A questionable future
In summary, stem cells are definitely going to be part of the future of esthetic medicine, but their role in skin care remains a question. And although plant stem cells often act more like plant extracts, using human stem cells to make IPS cells that become fibroblasts; using stem cells that are encouraged to act like fibroblasts in the growth media; and using fibroblasts directly are all ways of growing the more than 150 different growth factors and cytokines naturally found in the skin. This is preferable to using one or two growth factors because they are more stable—it creates a more balanced anti-aging approach, and it replenishes everything that is lost instead of over-emphasizing one aspect of wound-healing.
No matter which product you select, growth factors are only a minor part of what is needed to achieve actual dermal thickening. The number of fibroblasts, the skin’s overall nutritional supply, immune cells and collagen-activators all decline as clients age. To make growth factors work optimally, they need to be combined with ingredients that can overcome these other bottlenecks in the age-reversing process.
GENERAL REFERENCES
K Takahashi, K Tanabe, et. al., Induction of Pluripotent Stem Cells from Adult Human Fibroblasts by Defined Factors, Cell 131 5 861–872 (2007)
YB Kwon, HW Kim, et. al., Topical application of epidermal growth factor accelerates wound healing by myofibroblast proliferation and collagen synthesis in rat, J Vet Sci 7 2 105–109 (Jun 2006)
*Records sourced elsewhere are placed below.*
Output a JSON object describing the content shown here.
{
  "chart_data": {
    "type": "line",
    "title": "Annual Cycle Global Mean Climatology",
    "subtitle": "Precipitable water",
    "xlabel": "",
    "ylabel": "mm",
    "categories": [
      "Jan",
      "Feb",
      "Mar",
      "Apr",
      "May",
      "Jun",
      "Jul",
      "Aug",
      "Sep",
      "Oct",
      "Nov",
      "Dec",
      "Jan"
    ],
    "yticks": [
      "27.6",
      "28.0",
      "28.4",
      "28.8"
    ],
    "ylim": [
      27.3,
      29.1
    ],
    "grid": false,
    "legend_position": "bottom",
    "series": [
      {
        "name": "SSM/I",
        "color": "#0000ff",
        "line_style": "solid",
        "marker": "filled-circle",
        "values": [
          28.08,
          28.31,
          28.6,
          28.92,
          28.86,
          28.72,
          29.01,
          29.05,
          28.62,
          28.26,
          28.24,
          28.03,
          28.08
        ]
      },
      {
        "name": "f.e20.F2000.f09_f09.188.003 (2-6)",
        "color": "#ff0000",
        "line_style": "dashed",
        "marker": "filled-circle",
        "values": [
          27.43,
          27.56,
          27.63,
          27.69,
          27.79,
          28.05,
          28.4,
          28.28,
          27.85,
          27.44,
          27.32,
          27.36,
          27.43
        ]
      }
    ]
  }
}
SE Cross and MS Roberts, Defining a model to predict the distribution of topically applied growth factors and other solutes in excisional full-thickness wounds, J Invest Dermatol 112 1 36–41 (Jan 1999)
www.sigmaaldrich.com (Accessed Nov 27, 2013)
R Chen, J John, et. al., Cytokine production using membrane adsorbers: Human basic fibroblast growth factor produced by Escherichia coli, Eng Life Sci 12 1 29–38 (Feb 2012)
YR Yun, JE Won, et. al., Fibroblast growth factors: biology, function, and application for tissue regeneration, J Tissue Eng (Nov 7, 2010)
Ben Johnson, MD, is a physician, internationally renowned educator, entrepreneur and inventor who has spent most of his career in esthetics. He is the founder and formulator of two innovative and successful skin care lines, most recently Osmosis Skincare.